Without complexity information

When you do not include complexity information, the Product Benchmarks report includes the following graphs:
  • YTP: A reverse Pareto diagram of throughput yields (YTP)
  • Opps per Unit: Opportunities per unit for the components, ordered by YTP values
  • Z.ST: Z.ST values for the components, ordered by YTP values
  • Z.Shift: Z.shift values for the components, ordered by YTP values

In the YTP graph, identify the components that have the worst quality, then look at the lower charts to determine whether the problem is a result of high complexity (opportunity count), low capability (Z.ST), or poor control (Z.Shift).

In the example above, component 18 has the worst quality, moderate opportunity count, and below average capability. Improving capability will have the largest impact on improving quality.

With complexity information

When you include complexity information, the Product Benchmarks report includes the following graphs:
  • YRT: A reverse Pareto diagram of rolled throughput yields (YRT)
  • Total Opps per Unit: Opportunities per unit for the components, ordered by YRT values
  • Z.ST: Z.ST values for the components, ordered by YRT values
  • Z.Shift: Z.shift values for the components, ordered by YRT values

Remember, the overall YRT represents the probability that a single unit of the entire collection of components can be produced without any defects. The components that have the lowest component-level YRT values contribute the most to the overall YRT. Thus, improving those components is critical for improving overall YRT.

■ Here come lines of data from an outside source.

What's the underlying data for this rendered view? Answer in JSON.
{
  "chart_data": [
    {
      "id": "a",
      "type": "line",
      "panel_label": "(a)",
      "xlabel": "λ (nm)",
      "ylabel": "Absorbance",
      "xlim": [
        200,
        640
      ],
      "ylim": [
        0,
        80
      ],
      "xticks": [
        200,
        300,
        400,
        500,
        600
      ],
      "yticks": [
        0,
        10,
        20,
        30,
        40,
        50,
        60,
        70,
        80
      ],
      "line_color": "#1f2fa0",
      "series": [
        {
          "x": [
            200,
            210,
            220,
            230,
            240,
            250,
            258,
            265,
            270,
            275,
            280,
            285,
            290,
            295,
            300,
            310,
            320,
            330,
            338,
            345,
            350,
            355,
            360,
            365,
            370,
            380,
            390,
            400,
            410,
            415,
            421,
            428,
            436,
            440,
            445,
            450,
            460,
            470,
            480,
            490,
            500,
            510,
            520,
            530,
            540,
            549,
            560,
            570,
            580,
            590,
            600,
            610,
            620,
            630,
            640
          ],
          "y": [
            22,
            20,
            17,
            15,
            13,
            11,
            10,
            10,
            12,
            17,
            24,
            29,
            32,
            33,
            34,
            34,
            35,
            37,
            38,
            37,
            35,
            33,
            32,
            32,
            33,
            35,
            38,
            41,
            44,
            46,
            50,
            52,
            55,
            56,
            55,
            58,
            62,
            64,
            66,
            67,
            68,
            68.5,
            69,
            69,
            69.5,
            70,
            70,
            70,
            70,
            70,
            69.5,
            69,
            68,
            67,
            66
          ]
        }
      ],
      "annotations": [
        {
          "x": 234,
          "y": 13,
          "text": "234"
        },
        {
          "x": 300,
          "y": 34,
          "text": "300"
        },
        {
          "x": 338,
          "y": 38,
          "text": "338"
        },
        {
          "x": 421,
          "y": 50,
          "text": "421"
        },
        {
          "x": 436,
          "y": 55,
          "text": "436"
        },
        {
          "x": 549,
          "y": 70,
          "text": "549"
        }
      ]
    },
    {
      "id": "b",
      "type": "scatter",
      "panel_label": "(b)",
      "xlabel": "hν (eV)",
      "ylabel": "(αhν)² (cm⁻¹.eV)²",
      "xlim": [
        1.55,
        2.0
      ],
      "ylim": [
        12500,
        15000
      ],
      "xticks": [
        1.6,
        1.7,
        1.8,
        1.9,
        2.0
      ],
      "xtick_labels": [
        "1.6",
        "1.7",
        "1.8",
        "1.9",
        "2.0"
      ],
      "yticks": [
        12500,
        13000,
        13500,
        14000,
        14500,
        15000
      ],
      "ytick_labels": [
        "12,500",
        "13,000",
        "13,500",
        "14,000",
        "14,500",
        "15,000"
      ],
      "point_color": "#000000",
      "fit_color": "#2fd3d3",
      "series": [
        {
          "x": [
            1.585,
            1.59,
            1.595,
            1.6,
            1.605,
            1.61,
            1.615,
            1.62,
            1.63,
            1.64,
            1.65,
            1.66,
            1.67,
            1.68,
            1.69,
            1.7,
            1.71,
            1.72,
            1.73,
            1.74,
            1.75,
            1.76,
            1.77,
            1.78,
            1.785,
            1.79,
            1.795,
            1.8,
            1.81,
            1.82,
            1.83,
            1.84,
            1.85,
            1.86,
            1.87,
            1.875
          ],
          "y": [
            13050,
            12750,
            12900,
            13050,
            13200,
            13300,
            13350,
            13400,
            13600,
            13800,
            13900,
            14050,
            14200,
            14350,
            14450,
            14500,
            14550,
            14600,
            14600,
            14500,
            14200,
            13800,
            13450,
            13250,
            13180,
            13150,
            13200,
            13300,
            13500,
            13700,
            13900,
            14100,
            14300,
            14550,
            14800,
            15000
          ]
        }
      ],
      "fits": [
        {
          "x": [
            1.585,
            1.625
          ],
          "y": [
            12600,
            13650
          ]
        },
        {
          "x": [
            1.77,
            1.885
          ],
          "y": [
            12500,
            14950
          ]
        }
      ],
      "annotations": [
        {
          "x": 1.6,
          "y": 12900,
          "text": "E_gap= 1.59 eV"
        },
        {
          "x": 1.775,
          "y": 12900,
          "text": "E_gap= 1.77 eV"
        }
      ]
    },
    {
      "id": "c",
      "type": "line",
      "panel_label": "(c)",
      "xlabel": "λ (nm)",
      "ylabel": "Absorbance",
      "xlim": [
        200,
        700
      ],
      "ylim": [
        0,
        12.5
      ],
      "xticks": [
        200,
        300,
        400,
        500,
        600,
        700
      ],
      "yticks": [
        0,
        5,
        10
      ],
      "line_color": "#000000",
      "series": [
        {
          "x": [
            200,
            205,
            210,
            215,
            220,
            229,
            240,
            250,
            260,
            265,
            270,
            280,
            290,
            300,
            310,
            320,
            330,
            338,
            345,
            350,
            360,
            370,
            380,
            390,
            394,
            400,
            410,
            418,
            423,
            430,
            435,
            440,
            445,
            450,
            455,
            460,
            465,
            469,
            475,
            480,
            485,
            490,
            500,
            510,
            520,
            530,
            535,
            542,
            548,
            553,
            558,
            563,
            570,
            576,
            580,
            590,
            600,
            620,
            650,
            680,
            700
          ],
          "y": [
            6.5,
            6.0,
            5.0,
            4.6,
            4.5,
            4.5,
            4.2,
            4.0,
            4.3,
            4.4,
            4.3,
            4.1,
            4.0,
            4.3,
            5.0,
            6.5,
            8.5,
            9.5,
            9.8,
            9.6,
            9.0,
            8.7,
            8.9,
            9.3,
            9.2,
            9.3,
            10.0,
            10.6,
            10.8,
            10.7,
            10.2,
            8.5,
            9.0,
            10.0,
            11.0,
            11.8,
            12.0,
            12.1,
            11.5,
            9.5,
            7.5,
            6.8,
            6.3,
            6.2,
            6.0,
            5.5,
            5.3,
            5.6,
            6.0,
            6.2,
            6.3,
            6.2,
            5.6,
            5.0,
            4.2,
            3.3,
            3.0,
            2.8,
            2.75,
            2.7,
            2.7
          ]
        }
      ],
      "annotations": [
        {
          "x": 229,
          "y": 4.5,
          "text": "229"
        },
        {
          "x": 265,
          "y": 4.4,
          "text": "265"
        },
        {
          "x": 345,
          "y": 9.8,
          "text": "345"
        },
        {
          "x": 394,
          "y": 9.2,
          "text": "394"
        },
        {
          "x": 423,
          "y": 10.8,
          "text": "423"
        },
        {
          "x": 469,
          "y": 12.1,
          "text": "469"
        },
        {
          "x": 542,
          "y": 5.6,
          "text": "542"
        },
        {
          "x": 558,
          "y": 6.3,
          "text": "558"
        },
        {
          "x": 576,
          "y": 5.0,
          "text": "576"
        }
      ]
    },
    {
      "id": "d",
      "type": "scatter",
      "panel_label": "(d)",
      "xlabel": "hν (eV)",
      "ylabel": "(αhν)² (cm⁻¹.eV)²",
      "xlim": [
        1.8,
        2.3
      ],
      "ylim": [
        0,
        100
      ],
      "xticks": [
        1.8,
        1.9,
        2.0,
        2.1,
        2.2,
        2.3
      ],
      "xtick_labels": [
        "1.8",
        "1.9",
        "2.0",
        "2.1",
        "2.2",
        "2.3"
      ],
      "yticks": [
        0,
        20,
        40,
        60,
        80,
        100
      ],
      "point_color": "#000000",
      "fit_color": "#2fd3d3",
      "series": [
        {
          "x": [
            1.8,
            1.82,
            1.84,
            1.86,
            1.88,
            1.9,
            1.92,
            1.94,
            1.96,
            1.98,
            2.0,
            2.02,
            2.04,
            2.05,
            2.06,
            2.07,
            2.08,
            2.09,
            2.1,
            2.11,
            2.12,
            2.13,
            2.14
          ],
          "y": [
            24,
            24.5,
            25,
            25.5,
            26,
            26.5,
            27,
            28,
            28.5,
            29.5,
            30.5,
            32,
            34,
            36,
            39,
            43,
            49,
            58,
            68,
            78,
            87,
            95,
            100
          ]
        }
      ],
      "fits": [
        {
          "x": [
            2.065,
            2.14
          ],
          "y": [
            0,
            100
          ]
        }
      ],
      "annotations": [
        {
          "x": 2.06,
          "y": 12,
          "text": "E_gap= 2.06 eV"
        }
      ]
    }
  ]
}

In the example above, component 17 has the lowest YRT, a low opportunity count, and low capability. Raising the average Z.ST for component 17 will have the largest effect on improving its quality and, thereby, improving the overall product quality.

Component 11 (the third worst component) has a high opportunity count and good capability. Reducing the opportunity count will have the largest effect on improving the quality of component 11, because the capability is already quite good.